My wife, Kelsi, and I met at University and were married the year before I graduated. I am still in shock that she agreed to marry me, and I love her more and more every day--she is the perfect woman for me. Upon my graduation, we moved to Cambodia (in 2012) and spent the next four years working as teachers (mostly Bible and English) alongside non-profit organizations (three years with a children's home and one year at a center for trafficked, young women).
During this time, we met our two daughters (Abby and Lily-- in fall 2012) and completed adoptions and visa paper work (in 2016). We also made the decision to expand our family and had Melody (in 2014)--my girls are what makes my life interesting, and I love them more than I could ever have imagined loving anyone.

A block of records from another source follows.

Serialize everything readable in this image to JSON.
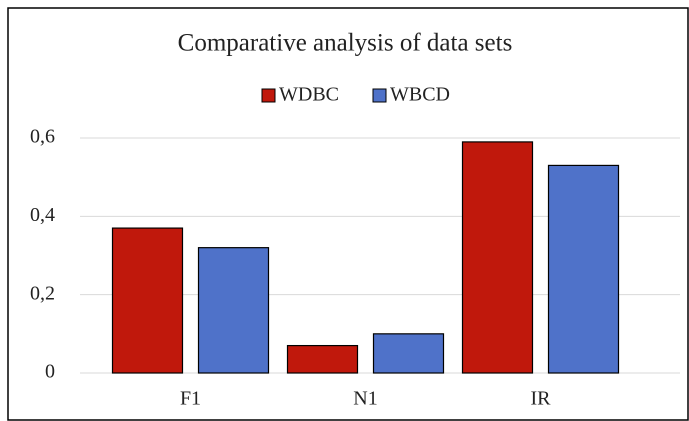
{
  "chart_data": {
    "type": "bar",
    "title": "Comparative analysis  of data sets",
    "categories": [
      "F1",
      "N1",
      "IR"
    ],
    "series": [
      {
        "name": "WDBC",
        "color": "#c0180c",
        "values": [
          0.37,
          0.07,
          0.59
        ]
      },
      {
        "name": "WBCD",
        "color": "#4f72c9",
        "values": [
          0.32,
          0.1,
          0.53
        ]
      }
    ],
    "ylim": [
      0,
      0.6
    ],
    "yticks": [
      0,
      {
        "value": 0.2,
        "label": "0,2"
      },
      {
        "value": 0.4,
        "label": "0,4"
      },
      {
        "value": 0.6,
        "label": "0,6"
      }
    ],
    "grid": true
  }
}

After completing the proper paperwork, we returned to Missouri, and we now live in Ballard--I love living here.
For the last two years, I have taught at Montrose R-14. I enjoyed my time there and learned a lot about teaching in the United States.
I am very excited to be a part of the Ballard community, and I look forward to growing as a teacher and developing a great relationship with the students of Ballard RII. If you have any questions for me, feel free to ask.
I will leave you with a math quote:
"Obvious is the most dangerous word in mathematics."
E. T. Bell
I will attempt, during my time at Ballard, to offer the tools necessary for all my students to succeed--in a way that understands math is sometimes like magic and is most certainly not "simple" or "obvious" to everyone.